Children with rhabdomyosarcoma (RMS) (1461 total cases) were included in two prospective, randomized protocols conducted by the Intergroup Rhabdomyosarcoma Study (IRS) Committee from November 1972 to June 1983. Treatment assignment was determined by extent of tumor at diagnosis (clinicopathologic group) and not by primary site. Accordingly, 127 patients with RMS confined to the region of the eyelid and orbit were treated by a variety of regimens characterized by initial partial tumor resection followed by concurrent multiagent chemotherapy and orbital radiation therapy. Recurrent tumor developed in ten patients. Seven relapsed initially in the orbit (of whom 4 were salvaged) and three in regional nodes. In addition to the six patients who died of tumor, three died of other causes for a 93% 3-year actuarial survival rate. In 89 children who had subtotal resection or biopsy only, the local control rate with radiotherapy and chemotherapy was 94%.

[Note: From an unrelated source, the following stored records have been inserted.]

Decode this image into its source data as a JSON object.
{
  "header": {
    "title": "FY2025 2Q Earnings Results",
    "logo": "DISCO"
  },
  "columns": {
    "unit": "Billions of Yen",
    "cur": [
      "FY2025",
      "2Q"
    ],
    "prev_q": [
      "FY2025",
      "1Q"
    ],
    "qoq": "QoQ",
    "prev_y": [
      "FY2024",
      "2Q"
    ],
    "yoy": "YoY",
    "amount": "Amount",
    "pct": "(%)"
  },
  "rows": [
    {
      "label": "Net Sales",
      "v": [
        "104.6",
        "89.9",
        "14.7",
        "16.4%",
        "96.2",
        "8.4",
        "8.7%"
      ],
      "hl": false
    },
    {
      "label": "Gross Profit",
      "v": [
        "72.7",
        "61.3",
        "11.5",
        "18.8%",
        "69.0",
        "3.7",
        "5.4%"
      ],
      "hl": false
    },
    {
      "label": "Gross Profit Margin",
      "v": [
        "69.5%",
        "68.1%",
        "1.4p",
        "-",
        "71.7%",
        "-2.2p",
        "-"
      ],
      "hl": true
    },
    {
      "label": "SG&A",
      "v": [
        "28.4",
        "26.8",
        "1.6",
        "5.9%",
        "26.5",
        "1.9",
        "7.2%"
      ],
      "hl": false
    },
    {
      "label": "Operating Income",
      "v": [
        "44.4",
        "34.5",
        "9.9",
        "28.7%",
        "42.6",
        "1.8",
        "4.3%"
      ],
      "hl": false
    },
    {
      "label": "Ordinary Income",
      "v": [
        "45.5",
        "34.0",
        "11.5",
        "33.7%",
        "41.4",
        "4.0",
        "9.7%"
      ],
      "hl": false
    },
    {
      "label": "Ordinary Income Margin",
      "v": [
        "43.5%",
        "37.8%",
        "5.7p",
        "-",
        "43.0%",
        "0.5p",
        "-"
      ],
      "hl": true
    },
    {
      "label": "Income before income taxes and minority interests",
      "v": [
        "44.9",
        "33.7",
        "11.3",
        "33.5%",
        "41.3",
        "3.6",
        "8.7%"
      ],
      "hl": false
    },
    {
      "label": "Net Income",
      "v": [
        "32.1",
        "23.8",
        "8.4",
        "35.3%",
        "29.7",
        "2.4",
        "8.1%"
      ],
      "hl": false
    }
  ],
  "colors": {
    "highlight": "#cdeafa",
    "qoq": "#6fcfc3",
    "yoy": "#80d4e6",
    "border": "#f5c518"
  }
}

1972年11月至1983年6月期间,横纹肌肉瘤(RMS)患儿(共1461例)被纳入横纹肌肉瘤协作组(IRS)委员会开展的两项前瞻性随机试验方案。治疗方案的分配取决于诊断时肿瘤的范围(临床病理组),而非原发部位。因此,127例局限于眼睑和眼眶区域的RMS患者接受了多种治疗方案,其特点是先进行肿瘤部分切除,随后进行联合多药化疗和眼眶放射治疗。10例患者出现肿瘤复发。7例最初在眼眶复发(其中4例得到挽救),3例在区域淋巴结复发。除6例死于肿瘤外,3例死于其他原因,3年实际生存率为93%。在仅接受次全切除或活检的89例儿童中,放疗和化疗后的局部控制率为94%。